A nonlinear aggregation type classifier

Supervised classification is still one of the hot topics for high dimensional and functional data due to the importance of their applications and the intrinsic difficulty in a general setup. In this context, there is a vast literature on classification methods which include: linear classification,k -nearest neighbors and kernel rules, classification based on partial least squares, reproducing kernels or depth measures. Complete surveys of the literature are the works by Ba ıllo et al. [1], Cuevas [13] and Delaigle and Hall [16]. In the book Contributions in infinite-dimensional statistics and related topics [7], there are also several recent advances in supervised and unsupervised classification. See for instance, Chapters 2, 5, 22 or 48, or directly, Chapter 1 of this issue (Bongiorno et al. [6]). In this context, very recently there have been of great interest to develop aggregation methods.
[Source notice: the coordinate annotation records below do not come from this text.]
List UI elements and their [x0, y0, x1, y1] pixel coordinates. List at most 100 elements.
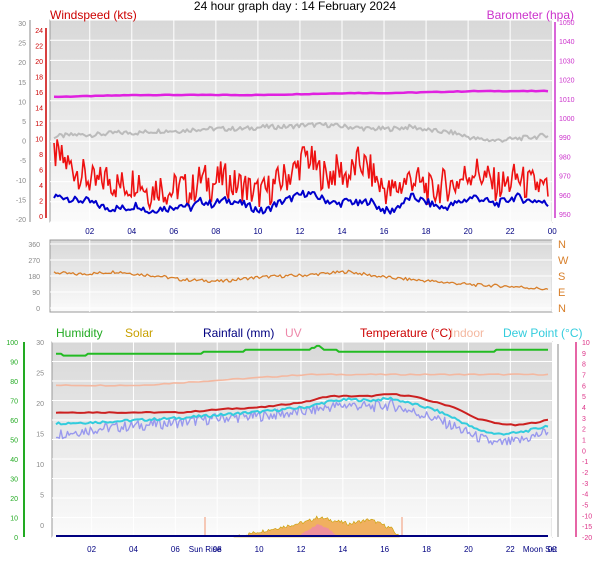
bottom-x-tick-label: 12: [297, 545, 306, 554]
temp-right-tick-label: 10: [582, 340, 590, 347]
dir-tick-label: 270: [28, 258, 40, 265]
humidity-line: [56, 344, 548, 357]
compass-label: S: [558, 271, 565, 283]
barometer-tick-label: 1020: [559, 78, 575, 85]
top-gray-trace: [53, 121, 549, 143]
temp-right-tick-label: 8: [582, 362, 586, 369]
temp-left-tick-label: 30: [36, 340, 44, 347]
top-x-tick-label: 00: [548, 227, 557, 236]
dir-tick-label: 180: [28, 274, 40, 281]
humidity-tick-label: 90: [10, 360, 18, 367]
temp-right-tick-label: 2: [582, 427, 586, 434]
temp-right-tick-label: -10: [582, 513, 592, 520]
wind-tick-label: 6: [39, 168, 43, 175]
temp-left-tick-label: 25: [36, 370, 44, 377]
bottom-x-tick-label: 04: [129, 545, 138, 554]
legend-rainfall: Rainfall (mm): [203, 326, 274, 340]
windspeed-axis-label: Windspeed (kts): [50, 8, 137, 22]
barometer-tick-label: 1010: [559, 97, 575, 104]
wind-barometer-panel: 302520151050-5-10-15-2024222018161412108…: [16, 19, 575, 236]
temp-left-tick-label: 10: [36, 462, 44, 469]
barometer-tick-label: 970: [559, 174, 571, 181]
bottom-x-tick-label: 14: [338, 545, 347, 554]
wind-tick-label: 20: [35, 59, 43, 66]
temp-right-tick-label: 1: [582, 438, 586, 445]
top-outer-tick-label: 15: [18, 80, 26, 87]
temp-left-tick-label: 0: [40, 523, 44, 530]
temp-right-tick-label: 4: [582, 405, 586, 412]
humidity-tick-label: 30: [10, 477, 18, 484]
dir-tick-label: 0: [36, 306, 40, 313]
wind-gust-trace: [53, 139, 549, 211]
compass-label: E: [558, 287, 565, 299]
compass-label: N: [558, 303, 566, 315]
bottom-x-tick-label: 16: [380, 545, 389, 554]
top-outer-tick-label: 0: [22, 139, 26, 146]
temp-left-tick-label: 20: [36, 401, 44, 408]
feels-line: [55, 399, 549, 446]
barometer-tick-label: 1040: [559, 39, 575, 46]
top-outer-tick-label: 30: [18, 21, 26, 28]
bottom-x-tick-label: 18: [422, 545, 431, 554]
wind-tick-label: 10: [35, 137, 43, 144]
wind-tick-label: 16: [35, 90, 43, 97]
temp-right-tick-label: -3: [582, 481, 588, 488]
bottom-x-tick-label: 02: [87, 545, 96, 554]
top-outer-tick-label: 25: [18, 41, 26, 48]
top-outer-tick-label: -5: [20, 158, 26, 165]
wind-tick-label: 18: [35, 75, 43, 82]
temp-right-tick-label: 6: [582, 383, 586, 390]
top-outer-tick-label: -15: [16, 197, 26, 204]
temp-humidity-panel: 1009080706050403020100302520151050109876…: [6, 340, 592, 554]
temp-right-tick-label: -4: [582, 492, 588, 499]
humidity-tick-label: 70: [10, 399, 18, 406]
top-x-tick-label: 22: [506, 227, 515, 236]
barometer-tick-label: 1000: [559, 116, 575, 123]
top-x-tick-label: 04: [127, 227, 136, 236]
barometer-tick-label: 1050: [559, 20, 575, 27]
wind-tick-label: 2: [39, 199, 43, 206]
bottom-x-tick-label: 08: [213, 545, 222, 554]
legend-humidity: Humidity: [56, 326, 103, 340]
temp-right-tick-label: 9: [582, 351, 586, 358]
top-outer-tick-label: 10: [18, 99, 26, 106]
temp-left-tick-label: 15: [36, 431, 44, 438]
top-x-tick-label: 06: [169, 227, 178, 236]
avg-wind-line: [53, 189, 549, 215]
bottom-x-tick-label: 00: [548, 545, 557, 554]
dir-tick-label: 360: [28, 242, 40, 249]
indoor-line: [55, 373, 549, 387]
temp-right-tick-label: -20: [582, 535, 592, 542]
temperature-line: [55, 393, 549, 427]
top-outer-tick-label: 20: [18, 60, 26, 67]
top-x-tick-label: 14: [338, 227, 347, 236]
wind-tick-label: 24: [35, 28, 43, 35]
dir-tick-label: 90: [32, 290, 40, 297]
wind-tick-label: 14: [35, 106, 43, 113]
top-x-tick-label: 16: [380, 227, 389, 236]
temp-right-tick-label: -15: [582, 524, 592, 531]
wind-direction-line: [53, 269, 549, 291]
temp-right-tick-label: -1: [582, 459, 588, 466]
humidity-tick-label: 60: [10, 418, 18, 425]
wind-tick-label: 0: [39, 214, 43, 221]
humidity-tick-label: 20: [10, 496, 18, 503]
wind-tick-label: 12: [35, 121, 43, 128]
temp-right-tick-label: 5: [582, 394, 586, 401]
barometer-tick-label: 960: [559, 193, 571, 200]
temp-right-tick-label: -2: [582, 470, 588, 477]
top-x-tick-label: 20: [464, 227, 473, 236]
top-x-tick-label: 18: [422, 227, 431, 236]
top-outer-tick-label: -20: [16, 217, 26, 224]
temp-right-tick-label: 0: [582, 448, 586, 455]
barometer-tick-label: 980: [559, 154, 571, 161]
wind-tick-label: 4: [39, 183, 43, 190]
top-outer-tick-label: 5: [22, 119, 26, 126]
wind-tick-label: 8: [39, 152, 43, 159]
humidity-tick-label: 50: [10, 438, 18, 445]
top-x-tick-label: 02: [85, 227, 94, 236]
compass-label: N: [558, 239, 566, 251]
humidity-tick-label: 0: [14, 535, 18, 542]
legend-uv: UV: [285, 326, 302, 340]
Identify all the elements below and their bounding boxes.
In particular, there is a large list of linear aggregation methods like boosting (Breiman [8], Breiman [9]), random forest (Breiman [10], Biau et al. [3], Biau [5]), among others. All these methods exhibit an important improvement when combining a subset of classifiers to produce a new one. Most of the contributions to the aggregation literature have been proposed for nonparametric regression, a problem closely related to classification rules, which can be obtained just by plugging in the estimate of the regression function into the Bayes rule (see for instance, Yang [19] and Bunea et al. [11]).